Sous la houlette de ses trois coprésidents - Frédéric Lavernhe, Robert Moiroux et Pierre Vincens -, trio en place depuis un an, l’association a réussi à maintenir le cap en pérennisant ses manifestations et activités majeures comme le traditionnel Marché des pays de l’Aveyron, qui se tiendra à nouveau les 12, 13 et 14 octobre prochains, la Fête du sport et des Aveyronnais de Paris, dont la 4e édition s’est tenue ce week-end, ou encore la participation active à la représentation aveyronnaise au Salon de l’agriculture fin février.

Des atouts à faire valoir

Mais pour aborder les années à venir et maintenir ce souffle, " Les Aveyronnais d’ici et d’Ailleurs " ont choisi de se tourner vers l’avenir.

Ce que confirme l’un des trois coprésidents Frédéric Lavernhe : " Nous avons une notoriété qui s’est construite avec le temps, mais il faut travailler à nous faire connaître, en Aveyron comme à Paris, afin que tous les Aveyronnais sachent ce que la Fédération met à leur disposition. "

Permanence téléphonique, salle de réunion, bibliothèque, lien avec l’Oustal et ses 89 logements destinés à accueillir des jeunes Aveyronnais venant à Paris, vie associative intense : la Fédération a en effet des atouts à faire valoir.

Pour améliorer sa visibilité, Frédéric Lavernhe et ses deux alter-égo comptent s’appuyer sur deux moteurs.
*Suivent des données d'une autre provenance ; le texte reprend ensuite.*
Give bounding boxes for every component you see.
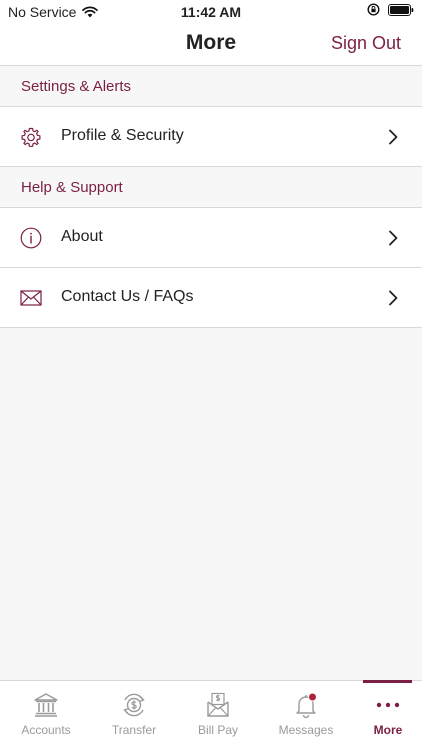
battery-icon	[388, 3, 414, 16]
sign-out-button[interactable]: Sign Out	[331, 33, 401, 54]
bell-icon	[296, 692, 317, 719]
notification-badge	[308, 692, 317, 702]
status-right	[367, 3, 414, 16]
tab-messages[interactable]: Messages	[264, 681, 348, 750]
menu-item-profile-security[interactable]: Profile & Security	[0, 107, 422, 167]
tab-label: Accounts	[21, 723, 71, 737]
bill-pay-icon	[207, 692, 229, 717]
tab-more[interactable]: More	[346, 681, 422, 750]
section-header-settings: Settings & Alerts	[0, 67, 422, 107]
tab-label: Bill Pay	[197, 723, 238, 737]
menu-item-about[interactable]: About	[0, 208, 422, 268]
tab-transfer[interactable]: Transfer	[92, 681, 176, 750]
active-tab-indicator	[363, 680, 412, 683]
status-bar: No Service 11:42 AM	[0, 0, 422, 24]
chevron-right-icon	[389, 129, 398, 145]
menu-item-contact-faqs[interactable]: Contact Us / FAQs	[0, 268, 422, 328]
info-icon	[20, 227, 42, 249]
envelope-icon	[20, 290, 42, 306]
transfer-icon	[123, 693, 145, 717]
more-dots-icon	[376, 702, 400, 708]
bank-icon	[34, 693, 58, 717]
tab-label: More	[373, 723, 403, 737]
rotation-lock-icon	[367, 3, 380, 16]
tab-accounts[interactable]: Accounts	[4, 681, 88, 750]
tab-bar: Accounts Transfer Bill Pay Messages More	[0, 680, 422, 750]
menu-item-label: About	[61, 228, 103, 245]
section-header-help: Help & Support	[0, 168, 422, 208]
tab-label: Messages	[278, 723, 334, 737]
chevron-right-icon	[389, 230, 398, 246]
nav-bar: More Sign Out	[0, 24, 422, 66]
chevron-right-icon	[389, 290, 398, 306]
tab-bill-pay[interactable]: Bill Pay	[176, 681, 260, 750]
menu-item-label: Contact Us / FAQs	[61, 288, 194, 305]
tab-label: Transfer	[111, 723, 157, 737]
status-time: 11:42 AM	[180, 4, 242, 20]
menu-item-label: Profile & Security	[61, 127, 184, 144]
gear-icon	[21, 127, 41, 147]
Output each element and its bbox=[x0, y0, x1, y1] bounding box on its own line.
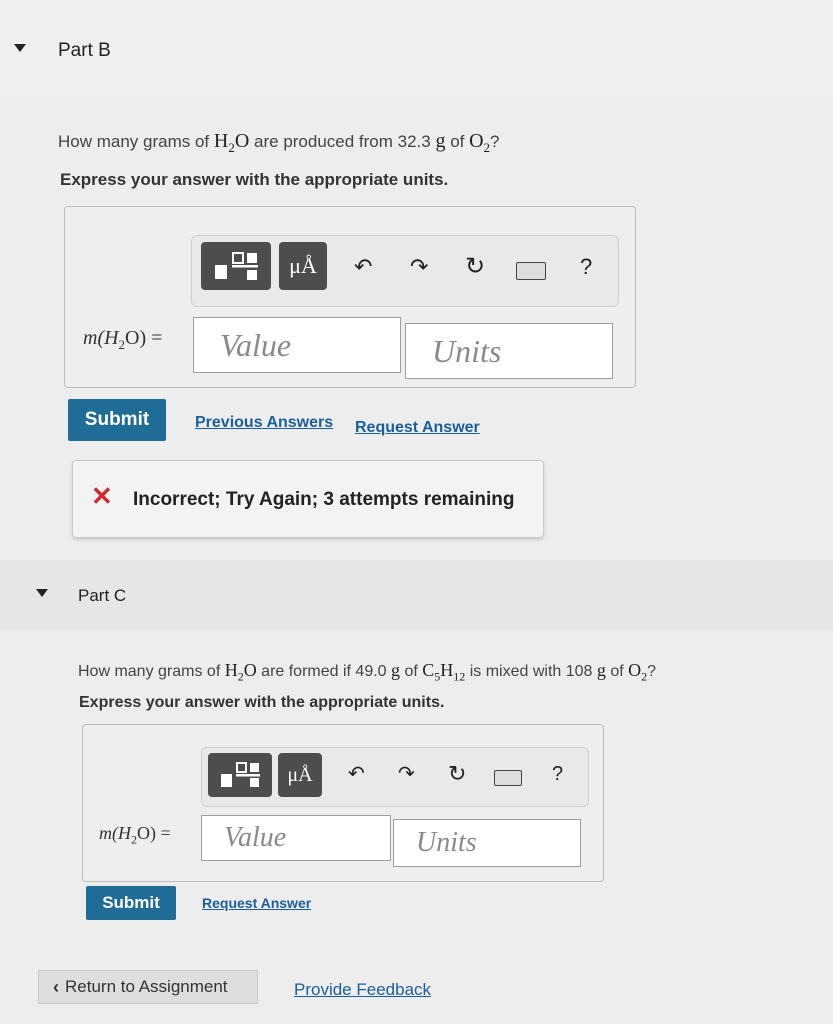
mu-angstrom-icon: μÅ bbox=[289, 253, 317, 278]
value-input[interactable]: Value bbox=[201, 815, 391, 861]
help-icon[interactable]: ? bbox=[552, 764, 563, 784]
provide-feedback-link[interactable]: Provide Feedback bbox=[294, 980, 431, 1000]
submit-button[interactable]: Submit bbox=[86, 886, 176, 920]
collapse-triangle-icon[interactable] bbox=[14, 44, 26, 52]
templates-icon bbox=[215, 252, 258, 280]
units-input[interactable]: Units bbox=[393, 819, 581, 867]
previous-answers-link[interactable]: Previous Answers bbox=[195, 414, 333, 432]
templates-icon bbox=[221, 762, 260, 787]
units-symbol-button[interactable]: μÅ bbox=[278, 753, 322, 797]
part-b-header[interactable]: Part B bbox=[0, 0, 833, 100]
collapse-triangle-icon[interactable] bbox=[36, 589, 48, 597]
templates-button[interactable] bbox=[201, 242, 271, 290]
math-toolbar: μÅ ↶ ↷ ↻ ? bbox=[191, 235, 619, 307]
request-answer-link[interactable]: Request Answer bbox=[355, 419, 480, 437]
keyboard-icon[interactable] bbox=[494, 770, 522, 786]
templates-button[interactable] bbox=[208, 753, 272, 797]
part-b-question: How many grams of H2O are produced from … bbox=[58, 130, 500, 155]
feedback-box: ✕ Incorrect; Try Again; 3 attempts remai… bbox=[72, 460, 544, 538]
math-toolbar: μÅ ↶ ↷ ↻ ? bbox=[201, 747, 589, 807]
chevron-left-icon: ‹ bbox=[53, 976, 59, 997]
reset-icon[interactable]: ↻ bbox=[448, 763, 466, 785]
part-c-title: Part C bbox=[78, 586, 127, 605]
submit-button[interactable]: Submit bbox=[68, 399, 166, 441]
units-input[interactable]: Units bbox=[405, 323, 613, 379]
units-symbol-button[interactable]: μÅ bbox=[279, 242, 327, 290]
part-c-answer-box: μÅ ↶ ↷ ↻ ? m(H2O) = Value Units bbox=[82, 724, 604, 882]
help-icon[interactable]: ? bbox=[580, 256, 592, 278]
reset-icon[interactable]: ↻ bbox=[465, 255, 485, 279]
part-c-header[interactable]: Part C bbox=[0, 560, 833, 630]
part-c-question: How many grams of H2O are formed if 49.0… bbox=[78, 660, 657, 684]
feedback-text: Incorrect; Try Again; 3 attempts remaini… bbox=[133, 489, 515, 510]
keyboard-icon[interactable] bbox=[516, 262, 546, 280]
redo-icon[interactable]: ↷ bbox=[410, 256, 428, 278]
return-to-assignment-button[interactable]: ‹ Return to Assignment bbox=[38, 970, 258, 1004]
part-b-instruction: Express your answer with the appropriate… bbox=[60, 170, 449, 189]
undo-icon[interactable]: ↶ bbox=[348, 764, 365, 784]
part-b-answer-box: μÅ ↶ ↷ ↻ ? m(H2O) = Value Units bbox=[64, 206, 636, 388]
undo-icon[interactable]: ↶ bbox=[354, 256, 372, 278]
error-icon: ✕ bbox=[91, 481, 113, 511]
input-label: m(H2O) = bbox=[83, 327, 163, 352]
redo-icon[interactable]: ↷ bbox=[398, 764, 415, 784]
part-b-title: Part B bbox=[58, 40, 111, 61]
request-answer-link[interactable]: Request Answer bbox=[202, 895, 311, 911]
input-label: m(H2O) = bbox=[99, 823, 171, 847]
mu-angstrom-icon: μÅ bbox=[287, 763, 313, 786]
return-label: Return to Assignment bbox=[65, 977, 228, 996]
value-input[interactable]: Value bbox=[193, 317, 401, 373]
part-c-instruction: Express your answer with the appropriate… bbox=[79, 694, 445, 711]
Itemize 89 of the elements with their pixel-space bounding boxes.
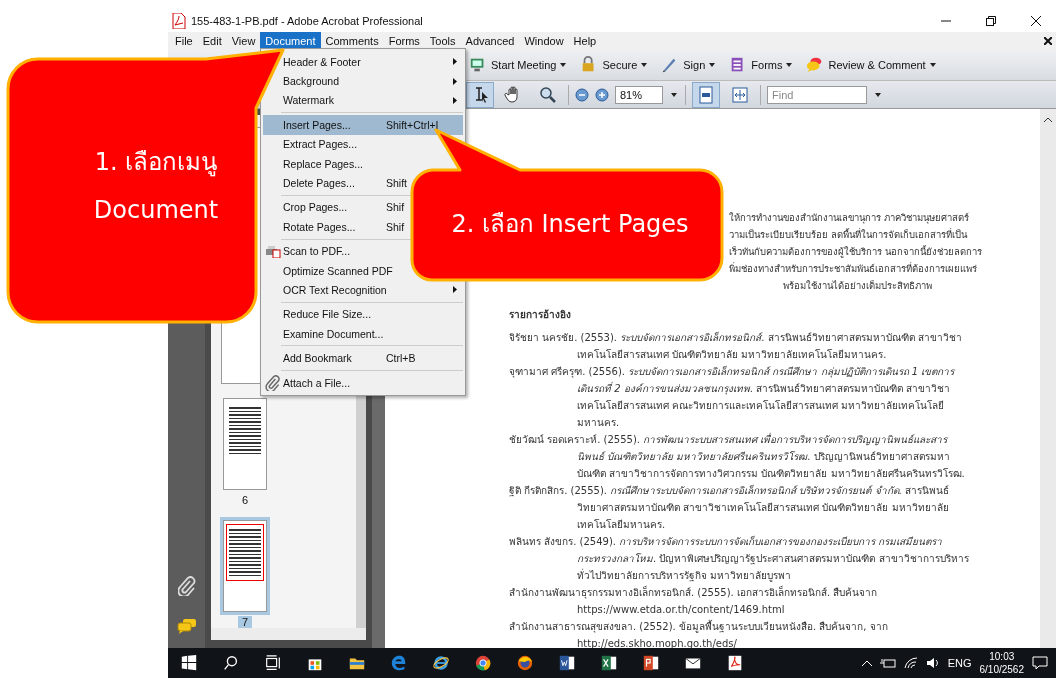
reference-entry: พลินทร สังขกร. (2549). การบริหารจัดการระบบการจัดเก็บเอกสารของกองระเบียบการ กรมเสมียนตรา กระทรวงกลาโหม. ปัญหาพิเศษปริญญารัฐประศาสนศาสตรมหาบัณฑิต สาขาวิชาการบริหารทั่วไปวิทยาลัยการบริหารรัฐกิจ มหาวิทยาลัยบูรพา [509,534,969,584]
menu-bar-item[interactable]: File [170,32,198,50]
zoom-in-icon[interactable] [595,87,609,102]
toolbar-button[interactable]: Start Meeting [466,54,570,76]
pdf-icon [726,654,744,672]
menu-bar-item[interactable]: Window [519,32,569,50]
paragraph-line: ให้การทำงานของสำนักงานเลขานุการ ภาควิชามนุษยศาสตร์ [729,211,970,226]
close-icon [1031,16,1041,26]
magnifier-icon [538,84,558,105]
fit-page-icon [696,84,716,105]
menu-bar-item[interactable]: Help [568,32,602,50]
powerpoint-icon [642,654,660,672]
battery-plug-icon[interactable] [879,657,896,669]
chrome-icon [474,654,492,672]
paragraph-line: เร็วทันกับความต้องการของผู้ใช้บริการ นอกจากนี้ยังช่วยลดการ [729,244,983,260]
toolbar-button[interactable]: Secure [577,54,651,76]
pdf-file-icon [172,13,186,29]
window-title: 155-483-1-PB.pdf - Adobe Acrobat Professional [191,15,424,27]
reference-entry: ชัยวัฒน์ รอดเคราะห์. (2555). การพัฒนาระบบสารสนเทศ เพื่อการบริหารจัดการปริญญานิพนธ์และสารนิพนธ์ บัณฑิตวิทยาลัย มหาวิทยาลัยศรีนครินทรวิโรฒ. ปริญญานิพนธ์วิทยาศาสตรมหาบัณฑิต สาขาวิชาการจัดการทางวิศวกรรม บัณฑิตวิทยาลัย มหาวิทยาลัยศรีนครินทรวิโรฒ. [509,432,966,481]
tool-button[interactable] [466,81,494,108]
page-thumbnail[interactable] [223,520,267,612]
paperclip-icon [265,374,281,391]
toolbar-button[interactable]: Sign [658,54,719,76]
notification-icon[interactable] [1032,656,1048,670]
paragraph-line: พิ่มช่องทางสำหรับการประชาสัมพันธ์เอกสารที่ต้องการเผยแพร่ [729,261,977,276]
reference-url: http://eds.skho.moph.go.th/eds/ [576,637,738,651]
menu-item[interactable]: Attach a File... [263,372,463,393]
word-icon [558,654,576,672]
caret-icon [709,63,716,67]
caret-icon [929,63,936,67]
scrollbar[interactable] [1040,109,1056,648]
menu-item[interactable]: OCR Text Recognition [263,280,463,300]
excel-icon [600,654,618,672]
reference-entry: จิรัชยา นครชัย. (2553). ระบบจัดการเอกสารอิเล็กทรอนิกส์. สารนิพนธ์วิทยาศาสตรมหาบัณฑิต สาขาวิชาเทคโนโลยีสารสนเทศ บัณฑิตวิทยาลัย มหาวิทยาลัยเทคโนโลยีมหานคร. [509,330,963,362]
menu-item[interactable]: Insert Pages... Shift+Ctrl+I [263,115,463,135]
toolbar-button[interactable]: Forms [726,54,796,76]
caret-icon [560,63,567,67]
callout-text: 2. เลือก Insert Pages [450,209,690,240]
chevron-up-icon[interactable] [861,660,872,666]
language-indicator[interactable]: ENG [947,657,972,669]
search-icon [222,654,240,672]
page-thumbnail[interactable] [223,398,267,490]
restore-icon [986,16,996,26]
zoom-out-icon[interactable] [575,87,589,102]
reference-entry: จุฑามาศ ศรีครุฑ. (2556). ระบบจัดการเอกสารอิเล็กทรอนิกส์ กรณีศึกษา กลุ่มปฏิบัติการเดินรถ 1 เขตการเดินรถที่ 2 องค์การขนส่งมวลชนกรุงเทพ. สารนิพนธ์วิทยาศาสตรมหาบัณฑิต สาขาวิชาเทคโนโลยีสารสนเทศ คณะวิทยการและเทคโนโลยีสารสนเทศ มหาวิทยาลัยเทคโนโลยีมหานคร. [509,364,956,430]
view-area-frame[interactable] [226,524,264,581]
volume-icon[interactable] [925,657,940,669]
menu-bar-item[interactable]: Edit [197,32,227,50]
wifi-icon[interactable] [903,657,918,669]
clock-date[interactable]: 6/10/2562 [979,663,1024,676]
reference-url: https://www.etda.or.th/content/1469.html [576,603,786,617]
windows-icon [180,654,198,672]
page-number: 7 [237,616,253,628]
menu-bar-item[interactable]: Tools [424,32,461,50]
paragraph-line: วามเป็นระเบียบเรียบร้อย ลดพื้นที่ในการจัดเก็บเอกสารที่เป็น [729,227,968,242]
menu-bar-item[interactable]: View [226,32,261,50]
toolbar-button[interactable]: Review & Comment [803,54,939,76]
caret-icon [875,92,881,97]
comments-icon[interactable] [176,618,197,634]
find-field[interactable]: Find [767,85,867,104]
paragraph-line: พร้อมใช้งานได้อย่างเต็มประสิทธิภาพ [783,279,932,293]
caret-icon [671,92,677,97]
task-view-icon [264,654,282,672]
firefox-icon [516,654,534,672]
section-heading: รายการอ้างอิง [509,308,572,322]
reference-text: สำนักงานพัฒนาธุรกรรมทางอิเล็กทรอนิกส์. (2555). เอกสารอิเล็กทรอนิกส์. สืบค้นจาก [509,584,879,601]
menu-item[interactable]: Add Bookmark Ctrl+B [263,348,463,368]
scroll-up-icon[interactable] [1044,117,1052,122]
menu-bar-item[interactable]: Advanced [460,32,520,50]
fit-width-icon [730,84,750,105]
caret-icon [641,63,648,67]
menu-item[interactable]: Reduce File Size... [263,304,463,325]
menu-bar-item[interactable]: Comments [320,32,384,50]
internet-explorer-icon [432,654,450,672]
view-button[interactable] [692,81,720,108]
zoom-field[interactable]: 81% [615,85,663,104]
clock-time[interactable]: 10:03 [989,650,1015,663]
edge-icon [390,654,408,672]
scanner-icon [265,244,281,259]
caret-icon [786,63,793,67]
reference-entry: ฐิติ กีรติกสิกร. (2555). กรณีศึกษาระบบจัดการเอกสารอิเล็กทรอนิกส์ บริษัทวรจักรยนต์ จำกัด. สารนิพนธ์วิทยาศาสตรมหาบัณฑิต สาขาวิชาเทคโนโลยีสารสนเทศ บัณฑิตวิทยาลัย มหาวิทยาลัยเทคโนโลยีมหานคร. [509,483,950,532]
menu-item[interactable]: Examine Document... [263,324,463,344]
close-icon[interactable] [1044,37,1052,45]
paperclip-icon[interactable] [177,576,196,596]
reference-text: สำนักงานสาธารณสุขสงขลา. (2552). ข้อมูลพื้นฐานระบบเวียนหนังสือ. สืบค้นจาก, จาก [509,618,889,635]
page-number: 6 [240,494,250,506]
menu-item[interactable]: Watermark [263,90,463,111]
scrollbar[interactable] [211,628,366,640]
menu-bar-item[interactable]: Forms [383,32,425,50]
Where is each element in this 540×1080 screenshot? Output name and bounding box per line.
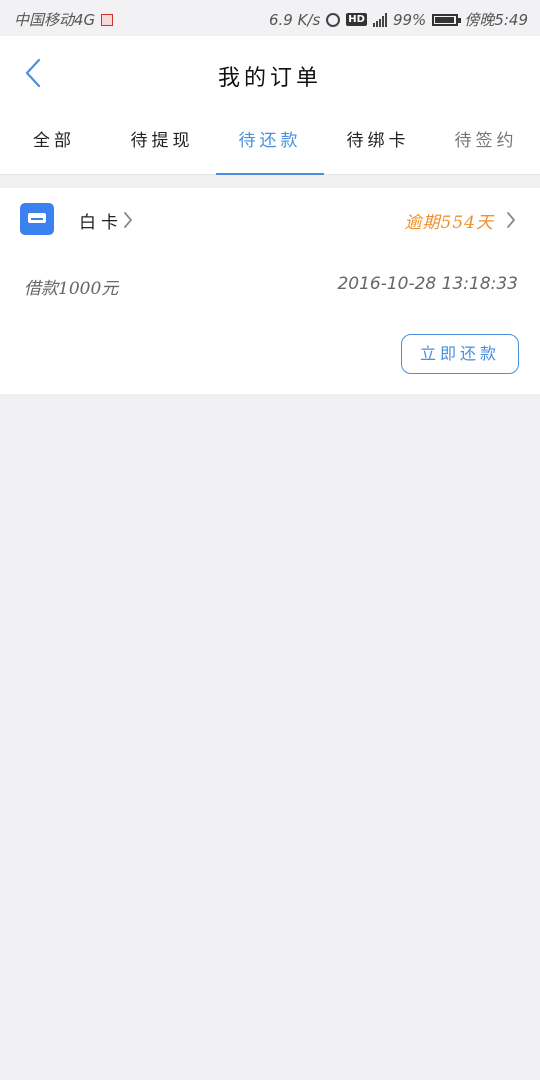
hd-badge: HD bbox=[346, 13, 367, 26]
clock: 傍晚5:49 bbox=[464, 11, 528, 29]
carrier-label: 中国移动4G bbox=[14, 11, 96, 29]
alarm-icon bbox=[326, 12, 341, 27]
order-datetime: 2016-10-28 13:18:33 bbox=[337, 274, 518, 294]
status-bar: 中国移动4G 6.9 K/s HD 99% 傍晚5:49 bbox=[0, 0, 540, 36]
repay-now-button[interactable]: 立即还款 bbox=[401, 334, 519, 374]
signal-icon bbox=[372, 12, 387, 27]
tab-pending-sign[interactable]: 待签约 bbox=[432, 110, 540, 174]
battery-percent: 99% bbox=[392, 10, 427, 29]
chevron-right-icon bbox=[507, 212, 515, 228]
product-name: 白卡 bbox=[79, 213, 123, 233]
network-speed: 6.9 K/s bbox=[268, 10, 321, 29]
tab-pending-withdraw[interactable]: 待提现 bbox=[108, 110, 216, 174]
credit-card-icon bbox=[20, 203, 54, 235]
order-card[interactable]: 白卡 逾期554天 借款1000元 2016-10-28 13:18:33 立即… bbox=[0, 188, 540, 394]
tab-pending-repay[interactable]: 待还款 bbox=[216, 110, 324, 175]
app-header: 我的订单 bbox=[0, 36, 540, 110]
chevron-right-icon bbox=[124, 212, 132, 228]
sms-notification-icon bbox=[101, 13, 114, 26]
order-status-tabs: 全部 待提现 待还款 待绑卡 待签约 bbox=[0, 110, 540, 175]
page-title: 我的订单 bbox=[217, 66, 322, 91]
tab-pending-bind-card[interactable]: 待绑卡 bbox=[324, 110, 432, 174]
tab-all[interactable]: 全部 bbox=[0, 110, 108, 174]
overdue-status: 逾期554天 bbox=[404, 213, 494, 233]
battery-icon bbox=[432, 13, 462, 26]
loan-amount: 借款1000元 bbox=[24, 279, 119, 299]
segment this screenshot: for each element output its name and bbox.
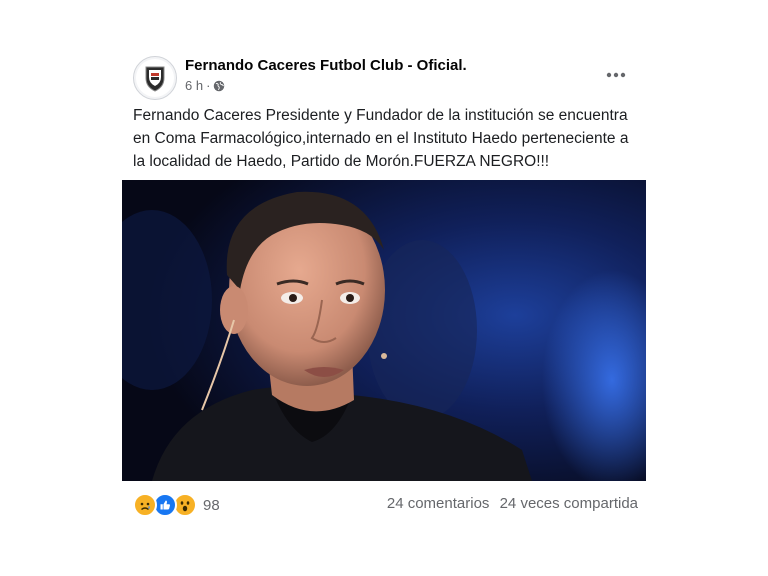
post-meta: 6 h ·	[185, 78, 225, 93]
page-name-link[interactable]: Fernando Caceres Futbol Club - Oficial.	[185, 57, 467, 74]
ellipsis-icon	[606, 72, 626, 78]
reaction-count[interactable]: 98	[203, 497, 220, 514]
sad-reaction-icon	[133, 493, 157, 517]
comments-count-link[interactable]: 24 comentarios	[387, 495, 490, 512]
post-footer: 98 24 comentarios 24 veces compartida	[133, 493, 638, 517]
globe-icon[interactable]	[213, 80, 225, 92]
post-stats: 24 comentarios 24 veces compartida	[387, 495, 638, 512]
man-portrait-photo	[122, 180, 646, 481]
post-photo[interactable]	[122, 180, 646, 481]
shares-count-link[interactable]: 24 veces compartida	[500, 495, 638, 512]
reactions-summary[interactable]: 98	[133, 493, 220, 517]
post-timestamp[interactable]: 6 h	[185, 78, 203, 93]
page-avatar[interactable]	[133, 56, 177, 100]
post-text: Fernando Caceres Presidente y Fundador d…	[133, 107, 629, 170]
club-crest-icon	[136, 59, 174, 97]
more-options-button[interactable]	[602, 66, 630, 84]
meta-separator: ·	[206, 78, 211, 93]
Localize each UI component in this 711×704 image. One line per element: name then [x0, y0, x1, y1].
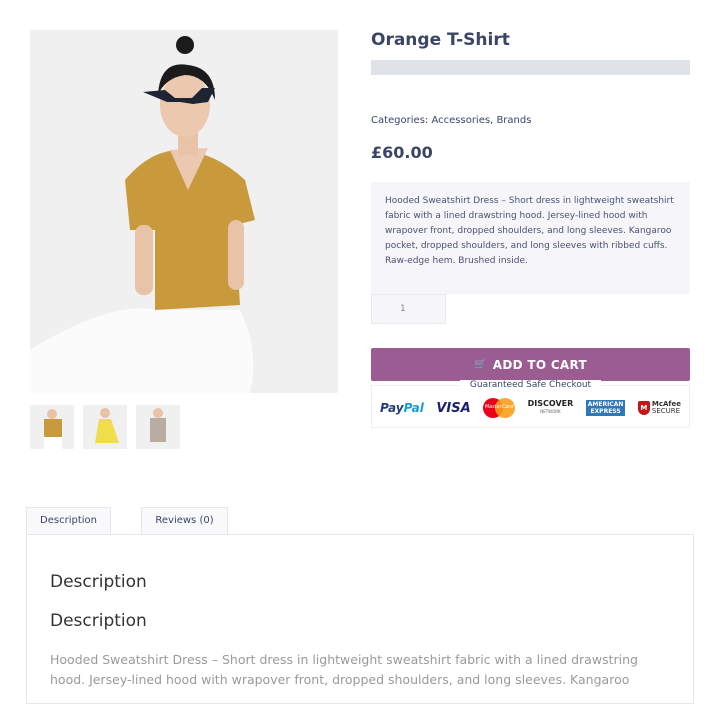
safe-checkout-label: Guaranteed Safe Checkout: [459, 380, 602, 390]
quantity-input[interactable]: 1: [371, 294, 446, 324]
visa-icon: VISA: [436, 400, 471, 416]
mcafee-secure-icon: M McAfee SECURE: [637, 401, 681, 415]
panel-heading: Description: [50, 572, 147, 592]
thumbnail-orange-tshirt[interactable]: [30, 405, 74, 449]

L’un constitué par un partenariat avec le conseil départemental de l’Aveyron, l’autre avec le journal Centre Presse, dont l’expertise en matière d’information peut jouer un rôle essentiel dans cette volonté de mettre en avant le travail de la Fédération.

Reste maintenant à trouver la personne qui pourrait incarner ces Aveyronnais " d’ici et d’ailleurs. " " Notre trio fonctionne bien, mais je crois fondamentalement qu’une association, comme une entreprise, doit pouvoir être identifiée à une tête ", résume Frédéric Lavernhe.

Le conseil d’administration, qui se réunit demain, se penchera certainement sur la question.